I'm in the same boat as you. Done an achilles and an ankle (same leg).

Bike riding is all I can do. So I will be interested in the responses also.

I ride every second day. Between 30 minutes and an hour on my mountain bike. I need to do a longer ride like yourself, not 80+ I would have to build up to that.

I can now ride at an average of 19kph on the mountain bike. That is good for me. I try to throw some faster work and also push up the occasional hill.

This has helped me maintain some sort of fitness.

So I think doing what you suggested mixing it up will help you (and me)when you/we get back to running.

Good luck

thomo
Morley
Hi Thomo. I got the Achilles injury last November and started jog/walk (400 m repeats with 3.2K total on grass) training 6 weeks ago. Lukily there is no problem on the bike. I'm enjoying the bike and will use it as cross-training when fully recovered from injury. Hence my question on best approach.

My bike is a hybrid and so I can managed 24 - 25Km/hr on longer rides and quicker on the short stuff. The road bikes still fly past me. Managed over 600Km in May and happy with my fitness.

Also doing heaps of leg exercises including heel raises and drops on a step with 8Kg in a backpack (3 sets of 30 three times a day). The Achilles have never been so strong.

Seeing the physio this week and hopefull of cranking up the jogging sessions.

I'm interested in what others do on the bike as cross training. I've just applied my running program to the bike and lengthened the time spent on the bike. I was told to multipy the distance/time by 2.9 to get a rough comparrison. Did a tri the other week - 21K bike; 3.2K jog and walk; and stopped for a haircut biggrin.gif .
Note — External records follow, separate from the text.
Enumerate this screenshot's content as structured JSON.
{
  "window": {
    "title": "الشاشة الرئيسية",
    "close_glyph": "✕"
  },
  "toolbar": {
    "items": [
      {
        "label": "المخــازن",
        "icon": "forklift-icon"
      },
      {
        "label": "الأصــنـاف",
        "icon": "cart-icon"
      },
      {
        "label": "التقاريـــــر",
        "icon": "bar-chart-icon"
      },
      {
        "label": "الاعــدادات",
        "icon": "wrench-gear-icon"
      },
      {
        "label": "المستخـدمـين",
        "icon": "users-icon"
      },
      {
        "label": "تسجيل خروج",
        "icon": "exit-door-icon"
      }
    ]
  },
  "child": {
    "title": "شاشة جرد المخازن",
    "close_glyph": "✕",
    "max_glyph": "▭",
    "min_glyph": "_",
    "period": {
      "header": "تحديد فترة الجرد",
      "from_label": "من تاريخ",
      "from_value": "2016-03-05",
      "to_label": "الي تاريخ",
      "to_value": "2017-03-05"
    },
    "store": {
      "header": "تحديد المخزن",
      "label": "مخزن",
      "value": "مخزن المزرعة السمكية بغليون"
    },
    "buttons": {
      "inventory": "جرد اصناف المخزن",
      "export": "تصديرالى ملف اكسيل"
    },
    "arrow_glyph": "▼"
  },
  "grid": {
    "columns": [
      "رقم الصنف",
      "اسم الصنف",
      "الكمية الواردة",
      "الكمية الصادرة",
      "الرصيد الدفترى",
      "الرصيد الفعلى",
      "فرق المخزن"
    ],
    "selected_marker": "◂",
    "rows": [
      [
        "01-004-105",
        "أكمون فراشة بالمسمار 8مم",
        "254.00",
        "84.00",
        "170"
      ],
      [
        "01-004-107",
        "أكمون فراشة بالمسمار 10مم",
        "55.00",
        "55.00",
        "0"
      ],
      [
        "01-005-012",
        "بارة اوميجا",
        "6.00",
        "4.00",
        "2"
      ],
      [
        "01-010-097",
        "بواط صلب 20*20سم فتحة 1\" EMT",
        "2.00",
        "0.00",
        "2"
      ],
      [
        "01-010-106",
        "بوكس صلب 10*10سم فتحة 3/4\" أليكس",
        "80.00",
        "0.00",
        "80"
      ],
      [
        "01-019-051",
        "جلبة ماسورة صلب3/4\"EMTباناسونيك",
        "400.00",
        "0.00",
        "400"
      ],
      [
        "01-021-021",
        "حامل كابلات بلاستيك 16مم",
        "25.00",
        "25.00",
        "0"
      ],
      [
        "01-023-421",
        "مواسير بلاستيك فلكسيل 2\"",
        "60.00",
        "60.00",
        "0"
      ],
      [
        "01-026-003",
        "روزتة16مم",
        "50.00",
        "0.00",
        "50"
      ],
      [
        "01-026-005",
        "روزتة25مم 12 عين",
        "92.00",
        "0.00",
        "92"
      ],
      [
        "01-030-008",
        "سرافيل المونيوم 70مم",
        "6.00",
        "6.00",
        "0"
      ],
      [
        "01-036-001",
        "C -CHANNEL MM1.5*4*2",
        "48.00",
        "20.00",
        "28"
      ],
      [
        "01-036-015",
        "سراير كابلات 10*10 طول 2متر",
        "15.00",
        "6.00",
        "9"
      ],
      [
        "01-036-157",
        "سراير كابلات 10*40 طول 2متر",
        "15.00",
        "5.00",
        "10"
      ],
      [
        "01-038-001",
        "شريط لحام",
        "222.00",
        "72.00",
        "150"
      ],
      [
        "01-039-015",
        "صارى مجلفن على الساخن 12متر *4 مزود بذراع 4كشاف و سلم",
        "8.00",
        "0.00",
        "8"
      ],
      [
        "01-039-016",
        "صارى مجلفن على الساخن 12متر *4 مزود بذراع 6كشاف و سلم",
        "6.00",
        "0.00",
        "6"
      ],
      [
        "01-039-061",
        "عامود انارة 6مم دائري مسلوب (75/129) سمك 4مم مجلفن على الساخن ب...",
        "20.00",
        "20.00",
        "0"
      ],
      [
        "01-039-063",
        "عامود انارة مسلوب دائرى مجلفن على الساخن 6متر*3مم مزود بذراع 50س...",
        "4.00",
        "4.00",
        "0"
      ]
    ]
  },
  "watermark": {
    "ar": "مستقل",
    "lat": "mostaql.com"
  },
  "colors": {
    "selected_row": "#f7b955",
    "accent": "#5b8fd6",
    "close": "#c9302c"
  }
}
Hope your injury improves.
brizza
i think the best thing may be to not to get to technical about how much and just enjoy a bit of cycling until you are fit and well enough to return to running,then cross train for the hell of it
rohan
one year i was injured to the point i could only run max of 30km per week... not quite the same category as you guys. no run was longer than 10km.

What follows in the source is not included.